L’œuvre d’Erving Goffman, essentiellement construite dans les années cinquante, reste aujourd’hui marquée par les mœurs et les valeurs aux États-Unis pendant cette période (culture occidentale). L’intérêt essentiel qu’il porte aux seules classes moyennes - dont en filigrane il semble moquer l’appellation - n’est pas exempt de considérations morales (esprit « petit-bourgeois »). Nous pouvons aussi lui reprocher de trop insister sur la recherche permanente d’équilibre et de consensus chez les individus et ainsi d’occulter les passions, volte-face et violences qui animent aussi des acteurs sur une scène. Cependant, en se débarrassant de certaines affirmations catégoriques et illustrations moralisatrices, nous constatons qu’Erving Goffman place l’individu au cœur de la société, comme un être agissant. Cette proposition est en affinité avec les comportements observés sur le territoire numérique (réseaux sociaux). De plus, le sociologue a le mérite de proposer une grille de lecture des interactions dans la vie quotidienne, par l’utilisation de différents concepts malléables et transposables dans plusieurs disciplines et que nous étudierons ici, source d’inspiration et fil directeur de notre analyse.

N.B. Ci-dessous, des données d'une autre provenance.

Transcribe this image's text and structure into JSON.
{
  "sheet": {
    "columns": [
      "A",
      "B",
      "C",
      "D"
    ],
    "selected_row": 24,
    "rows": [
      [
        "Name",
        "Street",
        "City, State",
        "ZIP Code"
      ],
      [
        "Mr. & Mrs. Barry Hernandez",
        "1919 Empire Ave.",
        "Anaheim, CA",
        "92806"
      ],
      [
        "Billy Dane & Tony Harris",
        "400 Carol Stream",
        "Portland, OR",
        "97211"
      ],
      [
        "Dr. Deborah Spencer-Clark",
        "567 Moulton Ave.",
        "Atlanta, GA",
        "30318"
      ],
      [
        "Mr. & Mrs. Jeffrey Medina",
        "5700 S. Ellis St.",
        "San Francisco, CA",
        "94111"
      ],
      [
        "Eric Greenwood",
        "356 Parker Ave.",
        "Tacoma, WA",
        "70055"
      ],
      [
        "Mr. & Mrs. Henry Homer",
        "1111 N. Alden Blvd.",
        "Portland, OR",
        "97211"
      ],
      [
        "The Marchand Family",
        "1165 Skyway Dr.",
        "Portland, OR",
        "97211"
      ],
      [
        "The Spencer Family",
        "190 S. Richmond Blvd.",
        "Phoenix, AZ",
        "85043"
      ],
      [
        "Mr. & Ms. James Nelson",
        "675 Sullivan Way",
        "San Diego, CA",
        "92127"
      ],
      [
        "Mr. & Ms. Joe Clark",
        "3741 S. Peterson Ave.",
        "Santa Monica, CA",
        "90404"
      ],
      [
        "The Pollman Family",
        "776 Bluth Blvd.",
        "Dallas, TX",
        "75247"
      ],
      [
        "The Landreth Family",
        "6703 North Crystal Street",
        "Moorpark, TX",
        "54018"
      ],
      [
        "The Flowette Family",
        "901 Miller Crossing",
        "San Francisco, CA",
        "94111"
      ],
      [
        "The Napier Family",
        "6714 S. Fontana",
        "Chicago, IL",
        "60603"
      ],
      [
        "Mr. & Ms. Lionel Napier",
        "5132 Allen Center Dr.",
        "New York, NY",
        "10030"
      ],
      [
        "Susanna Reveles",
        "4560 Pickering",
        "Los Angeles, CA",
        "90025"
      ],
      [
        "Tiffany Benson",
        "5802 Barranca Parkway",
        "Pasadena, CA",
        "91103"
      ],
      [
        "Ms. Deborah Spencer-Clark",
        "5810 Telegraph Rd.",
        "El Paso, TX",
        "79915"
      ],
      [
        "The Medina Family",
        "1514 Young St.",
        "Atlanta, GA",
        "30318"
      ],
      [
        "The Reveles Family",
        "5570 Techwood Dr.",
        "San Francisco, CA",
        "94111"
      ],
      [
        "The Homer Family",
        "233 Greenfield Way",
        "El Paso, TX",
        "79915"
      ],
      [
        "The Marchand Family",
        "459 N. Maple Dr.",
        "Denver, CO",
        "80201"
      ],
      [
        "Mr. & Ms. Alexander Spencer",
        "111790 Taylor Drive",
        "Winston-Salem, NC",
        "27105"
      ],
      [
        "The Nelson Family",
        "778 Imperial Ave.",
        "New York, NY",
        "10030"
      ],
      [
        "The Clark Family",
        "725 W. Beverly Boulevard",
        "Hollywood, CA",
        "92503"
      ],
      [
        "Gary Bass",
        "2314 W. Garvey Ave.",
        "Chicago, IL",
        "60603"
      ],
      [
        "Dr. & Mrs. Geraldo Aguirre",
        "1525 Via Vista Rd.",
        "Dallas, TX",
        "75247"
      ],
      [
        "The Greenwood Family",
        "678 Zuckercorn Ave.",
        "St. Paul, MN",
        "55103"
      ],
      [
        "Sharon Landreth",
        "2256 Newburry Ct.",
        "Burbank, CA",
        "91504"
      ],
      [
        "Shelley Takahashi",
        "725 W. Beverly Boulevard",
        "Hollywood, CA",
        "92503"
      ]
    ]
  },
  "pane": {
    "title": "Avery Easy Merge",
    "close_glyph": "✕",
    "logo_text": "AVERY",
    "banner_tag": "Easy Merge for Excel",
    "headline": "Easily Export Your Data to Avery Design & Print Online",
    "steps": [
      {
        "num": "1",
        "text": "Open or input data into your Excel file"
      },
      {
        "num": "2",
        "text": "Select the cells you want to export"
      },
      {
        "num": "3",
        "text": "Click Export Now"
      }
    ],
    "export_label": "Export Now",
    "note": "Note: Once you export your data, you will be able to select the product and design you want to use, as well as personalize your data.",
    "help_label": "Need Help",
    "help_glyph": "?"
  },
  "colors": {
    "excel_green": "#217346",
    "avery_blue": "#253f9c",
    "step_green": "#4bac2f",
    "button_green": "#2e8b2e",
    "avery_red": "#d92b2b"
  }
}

Finalement, Erving Goffman réussit la jonction entre l’interactionnisme symbolique (dont il refusera toujours l’affiliation) et la pragmatique linguistique en portant son attention sur les

conversations, orales essentiellement, entre des individus en interaction. Plus récemment la

pragma-linguiste Catherine Kerbrat-Orecchioni intégrera ces concepts dans sa proposition d’analyse des conversations et des interactions verbales. Ses observations, ses réflexions et sa

60 proposition d’une méthode d’analyse des interactions verbales dans une complémentarité avec la pensée Goffmanienne, nous servirons de base pour analyser notre corpus.